In Korea, although the current unstable conditions of graduate employees, which comes from the dual identity as workers and next generation of the discipline, are obvious, an institutional mechanism to present and mediate such reality is absent. The old detrimental practices of academia still have a strong influence and the labor rights of graduate employees have not been institutionalized. In this reality, the workforce of graduate employees is privatized by hierarchical relationships with professors, and even various types of violence and human rights violations occur frequently against graduate employees. The Korean Graduate Employee Union (KGEU) was formed to break through such contradictions between reality and institutions.
In Korea, currently, public debate on graduate employees’ workforce in universities is underway, and some legislation has been proposed to improve the treatment of graduate employees. Accordingly, it is time for the Korean Graduate Employee Union (KGEU) to carry out more active and strategic activities. We know that North American graduate employee unions have fought to attain basic labor rights for over half a century, overcoming various evil labor laws, wrong precedent cases (especially Brown’s decision), and conservative judicial officials.
North American graduate employee unions have played a key role in advancing graduate workers’ rights through regular collective bargaining and negotiations with university administrations to increase wages and social safety nets, and sometimes through active intervention in real politics. This inspired the graduate employee union movement in Korea. Korea, like the United States, has not ratified much of the ILO Core Conventions, and for a long time, the Korean government and corporations (as well as universities) have ignored the demand for workers’ basic rights. The history, achievement, and the struggles of North American graduate employee unions, which have overcome the difficult conditions so far, will serve as a precedent and role model for Korean graduate employee union.
The international solidarity between the two organizations whose research workers are the main members, the North American Graduate Employee Union and the Korean Graduate Employee Union (KGEU), retains the meaning of both the present and the days to come. Graduate employees who carry out specific labor in the university are current workers as well as are in the process of becoming future research and education workers. After graduation, graduate employees remain in universities as research and education workers to continue their work or leave academia for other places such as private companies. Therefore, recognizing and raising awareness of the graduate workers experience in terms of work class as well as reconstructing our work experience are revealing the injustices of the present and transforming the future to change the world. In addition, sharing and disseminating experience, relevant practices, and strategies through international solidarity among graduate employees establish a virtuous global ecosystem by improving the treatment of next generation of the discipline.
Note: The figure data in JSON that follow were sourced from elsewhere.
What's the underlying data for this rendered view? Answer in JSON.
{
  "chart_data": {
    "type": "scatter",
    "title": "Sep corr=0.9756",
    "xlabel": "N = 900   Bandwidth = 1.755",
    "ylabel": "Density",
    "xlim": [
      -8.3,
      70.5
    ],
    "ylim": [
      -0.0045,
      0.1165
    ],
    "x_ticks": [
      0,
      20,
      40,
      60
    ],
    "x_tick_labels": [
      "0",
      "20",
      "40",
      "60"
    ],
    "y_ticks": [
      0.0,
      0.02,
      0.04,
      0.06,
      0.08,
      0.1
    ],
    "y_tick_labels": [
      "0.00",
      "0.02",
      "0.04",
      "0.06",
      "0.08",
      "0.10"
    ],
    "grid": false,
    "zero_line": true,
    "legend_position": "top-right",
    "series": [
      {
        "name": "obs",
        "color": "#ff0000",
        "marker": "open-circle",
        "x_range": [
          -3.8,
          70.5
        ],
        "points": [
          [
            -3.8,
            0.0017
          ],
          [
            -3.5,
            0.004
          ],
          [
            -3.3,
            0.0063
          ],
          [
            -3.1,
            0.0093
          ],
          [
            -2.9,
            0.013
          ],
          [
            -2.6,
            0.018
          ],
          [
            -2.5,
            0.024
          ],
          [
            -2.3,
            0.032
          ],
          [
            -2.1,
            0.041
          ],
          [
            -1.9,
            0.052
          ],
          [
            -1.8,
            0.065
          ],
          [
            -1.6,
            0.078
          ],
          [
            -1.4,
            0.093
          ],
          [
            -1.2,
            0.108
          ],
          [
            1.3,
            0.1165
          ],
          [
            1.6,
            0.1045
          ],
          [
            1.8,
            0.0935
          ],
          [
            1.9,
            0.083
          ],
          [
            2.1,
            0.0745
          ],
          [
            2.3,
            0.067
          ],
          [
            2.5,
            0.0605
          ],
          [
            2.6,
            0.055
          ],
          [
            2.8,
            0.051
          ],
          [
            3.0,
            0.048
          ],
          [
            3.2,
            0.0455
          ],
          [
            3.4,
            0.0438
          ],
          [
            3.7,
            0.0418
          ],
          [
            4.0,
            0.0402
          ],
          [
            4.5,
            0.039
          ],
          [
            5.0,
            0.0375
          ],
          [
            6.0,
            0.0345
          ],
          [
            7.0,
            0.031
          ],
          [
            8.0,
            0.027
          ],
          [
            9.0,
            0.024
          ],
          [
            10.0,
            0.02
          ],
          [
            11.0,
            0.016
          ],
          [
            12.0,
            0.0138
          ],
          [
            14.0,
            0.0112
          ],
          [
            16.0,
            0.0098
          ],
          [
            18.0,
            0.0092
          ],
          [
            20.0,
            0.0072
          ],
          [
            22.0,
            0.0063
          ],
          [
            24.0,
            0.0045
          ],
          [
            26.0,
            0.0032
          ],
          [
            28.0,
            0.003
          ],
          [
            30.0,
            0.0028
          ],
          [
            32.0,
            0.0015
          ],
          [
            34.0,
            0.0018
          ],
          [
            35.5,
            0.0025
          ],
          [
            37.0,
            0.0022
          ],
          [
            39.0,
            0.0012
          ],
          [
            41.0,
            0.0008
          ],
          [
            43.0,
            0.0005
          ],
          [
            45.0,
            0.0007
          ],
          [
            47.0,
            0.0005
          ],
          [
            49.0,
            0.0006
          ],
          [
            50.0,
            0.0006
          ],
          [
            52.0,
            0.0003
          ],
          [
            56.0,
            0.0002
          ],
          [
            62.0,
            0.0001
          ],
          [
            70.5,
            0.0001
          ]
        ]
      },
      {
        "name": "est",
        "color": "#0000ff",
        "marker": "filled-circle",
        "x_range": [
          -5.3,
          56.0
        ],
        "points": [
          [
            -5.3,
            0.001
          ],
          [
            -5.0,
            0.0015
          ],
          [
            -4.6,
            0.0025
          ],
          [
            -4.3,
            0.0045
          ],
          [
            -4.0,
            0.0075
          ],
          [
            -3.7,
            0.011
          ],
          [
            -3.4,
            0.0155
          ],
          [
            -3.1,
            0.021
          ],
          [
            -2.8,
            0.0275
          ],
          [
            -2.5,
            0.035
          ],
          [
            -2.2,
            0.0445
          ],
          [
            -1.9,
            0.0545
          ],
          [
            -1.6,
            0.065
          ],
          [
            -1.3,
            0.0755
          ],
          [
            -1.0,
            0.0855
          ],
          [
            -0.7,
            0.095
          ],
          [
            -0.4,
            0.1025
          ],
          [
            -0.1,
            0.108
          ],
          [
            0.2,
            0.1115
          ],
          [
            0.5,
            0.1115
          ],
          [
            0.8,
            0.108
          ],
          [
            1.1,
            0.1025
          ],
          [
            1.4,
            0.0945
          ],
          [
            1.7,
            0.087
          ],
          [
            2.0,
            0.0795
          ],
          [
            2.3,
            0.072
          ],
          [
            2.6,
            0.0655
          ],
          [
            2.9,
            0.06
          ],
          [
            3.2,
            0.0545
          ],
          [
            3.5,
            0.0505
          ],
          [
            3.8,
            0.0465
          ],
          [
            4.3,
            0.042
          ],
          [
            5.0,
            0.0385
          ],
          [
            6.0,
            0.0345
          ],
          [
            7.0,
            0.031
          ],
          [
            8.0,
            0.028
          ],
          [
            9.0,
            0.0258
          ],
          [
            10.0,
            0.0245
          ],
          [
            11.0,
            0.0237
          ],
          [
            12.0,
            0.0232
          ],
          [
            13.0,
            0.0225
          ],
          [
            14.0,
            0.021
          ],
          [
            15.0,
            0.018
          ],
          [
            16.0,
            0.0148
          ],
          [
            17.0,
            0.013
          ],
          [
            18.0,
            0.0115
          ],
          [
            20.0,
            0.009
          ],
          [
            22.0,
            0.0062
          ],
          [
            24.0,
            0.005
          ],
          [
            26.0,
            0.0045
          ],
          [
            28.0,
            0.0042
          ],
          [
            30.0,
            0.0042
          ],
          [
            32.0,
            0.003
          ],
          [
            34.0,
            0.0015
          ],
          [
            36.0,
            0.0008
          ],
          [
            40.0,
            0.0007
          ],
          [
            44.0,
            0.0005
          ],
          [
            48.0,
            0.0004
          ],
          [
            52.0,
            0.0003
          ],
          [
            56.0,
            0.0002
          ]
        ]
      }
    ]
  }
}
At the same time, it will also contribute to the expansion of the basic labor rights of the working class around the world.
Today, the North American Graduate Employee Unions and the Korean Graduate Employee Union are gathered together and resolving as follows. First, we will work together to achieve and expand the labor rights of graduate employees. Second, we will continue to work collaboratively to promote measures for active intellectual exchange and human interchange.